The first need is give the tier of urban government an altogether different degree of importance than what it is getting now. Currently state governments are mostly paying lip service to the devolution envisaged in the 74th amendment to the Constitution, even though that itself is far from enough.
 
To make this happen, it is necessary for the country’s top political aspirants — like a young Deora or Pilot — to come forward and take ownership of the large cities, transform them and build a national career on that foundation. In the pre-independence days, when higher levels of government were not open to Indians, the mayor of Calcutta or Bombay was the big pedestals to aspire to. Hence people like Subhas Chandra Bose and Khursheed Nariman became mayors.
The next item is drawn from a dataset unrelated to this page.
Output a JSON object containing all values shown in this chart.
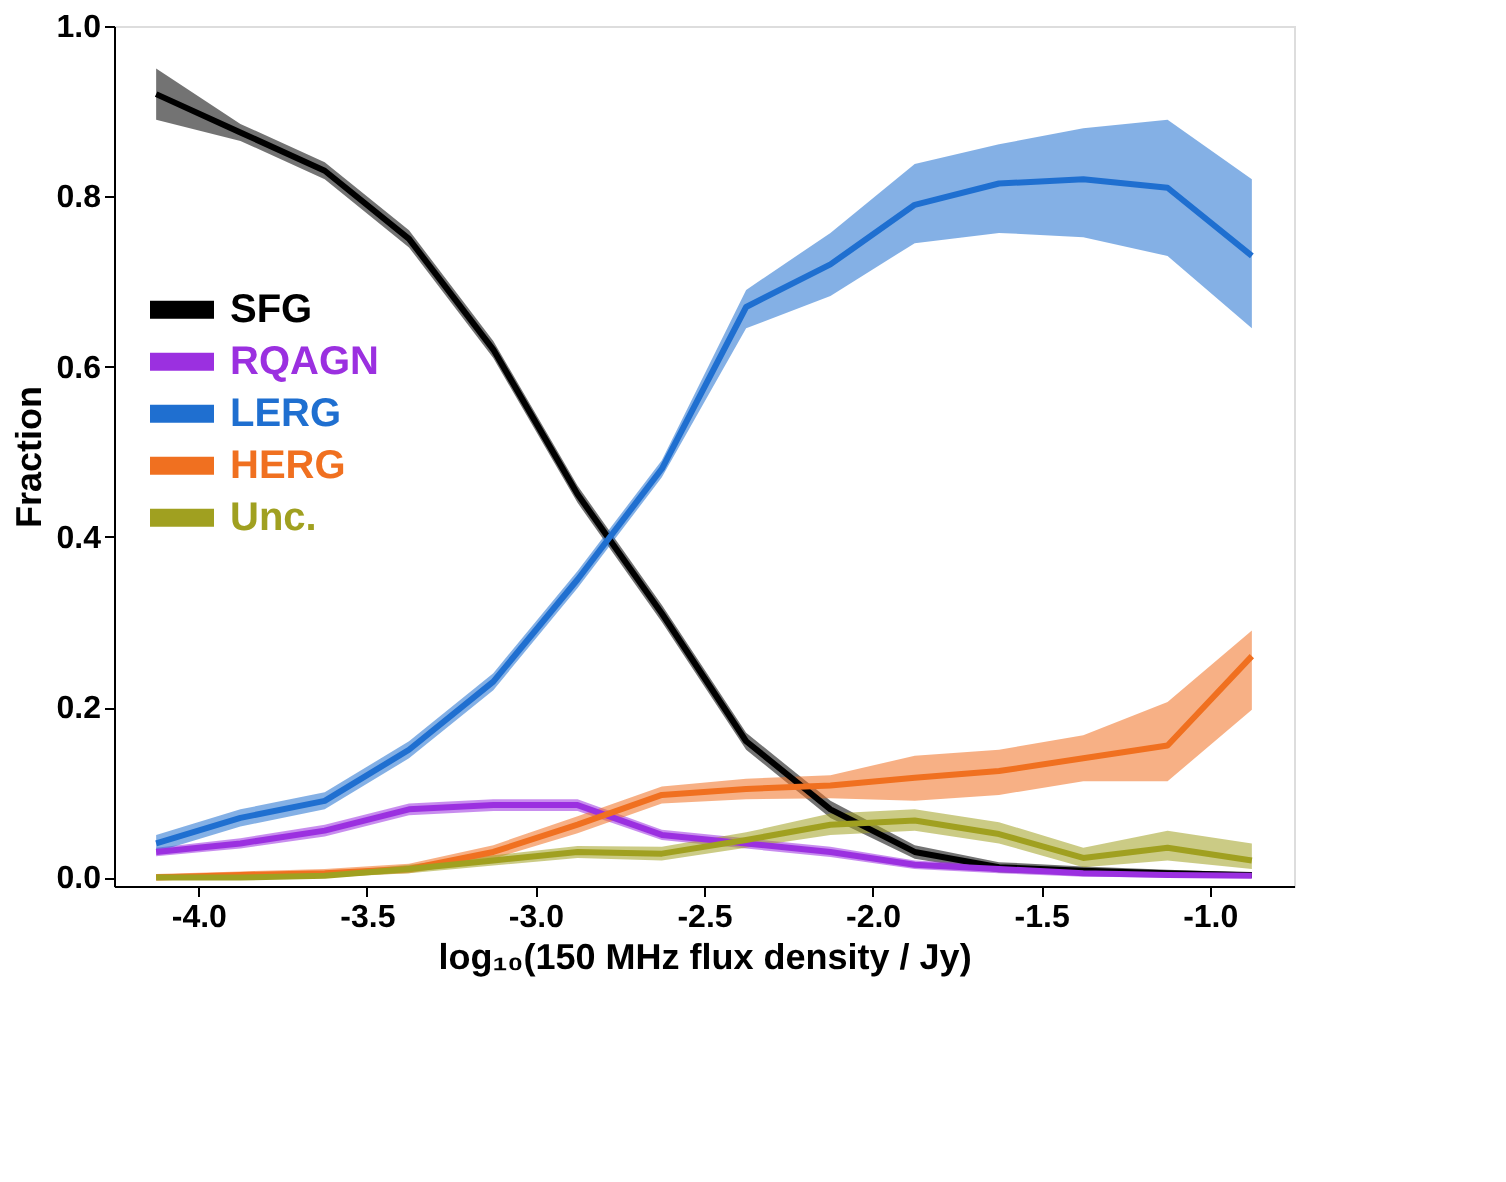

Since the eighties New York City has been transformed by two powerful politicians — Rudy Giuliani and Michael Bloomberg. They both have thought of becoming president of the United States one day by using their stewardship of the city as a springboard.
 
Ambitious politicians do not step into powerless low-profile posts but that is what the top job in the country’s town halls often is. City administrations are run by municipal commissioners, who are answerable only to ministers sitting in the Mantralaya in Mumbai or Vidhana Soudha in Bangalore. But it is the corporators through the various committees who control municipal spending. On top of this absurdity sits in most cases a toothless mayor who heads office for one or two years and whom hardly anyone knows. This disconnect between political and executive authority and spending power is what is killing our cities.
 
The situation is a bit better in Chennai and Kolkata, where there is a mayor in council whose members are elected for five years and who, in the case of Kolkata, elect a mayor (the same way MLAs elect a chief minister). Perhaps the best system of all, among the big cities, prevails in Chennai, where the mayor is also directly elected by the people for five years. Unsurprisingly Chennai has arguably the best civic administration in the country.
 
So the entire country has to shift to the mayor in council and directly elected mayor system. But this will not be enough. A former municipal commissioner who will be a top-class administrator anywhere in the world says that currently there is no incentive for the bureaucracy to perform, without which you cannot have a professional administration. Bureaucrats are currently accountable to politicians at the local as well as state level. His answer is a directly elected mayor who runs the town hall like a CEO with the help of a board of directors. The elected council continues to hold the purse strings but the mayor has enough powers to run the administration well and create visible cash flows which can be used to leverage additional finance.
 
Even this will not be enough. Vivek Kulkarni, who as IT secretary of Karnataka unsuccessfully tried to craft a crescent of development on Bangalore’s periphery called the IT corridor, realised that 40 per cent of the area was already ‘hard’, built-up via plans sanctioned with the rigour of a small town municipality. His solution: the land use plan for a city must cover an additional 15-20 sq km of rural area beyond current city boundaries and this plan has to be clearly declared (put on a public website) so that people don’t build wrongly and the city, in order to grow, does not have to confront structures already in place.
 
He has another idea. Instead of growing a city concentrically around its periphery, develop new towns in largely un-built-up areas with a fast rail or road link that can easily go up to 200 km. Several such new towns can come up along a single link. Builders say such a town can be entirely self-financing in terms of its infrastructure so long as it has a critical mass, stretch over 5,000 acres or more in mixed development and accommodate half a million people upwards. The best new developments in the country, Greater Noida and New Town near Kolkata, meet these criteria.
 
To have land use plans for areas where a city will grow in the future or to plan new cities (India needs 200 new one million population cities in 20 years) you need state government and politicians who are willing and able. And once you have them you don’t need a central urban renewal mission, which can offer only piecemeal solutions.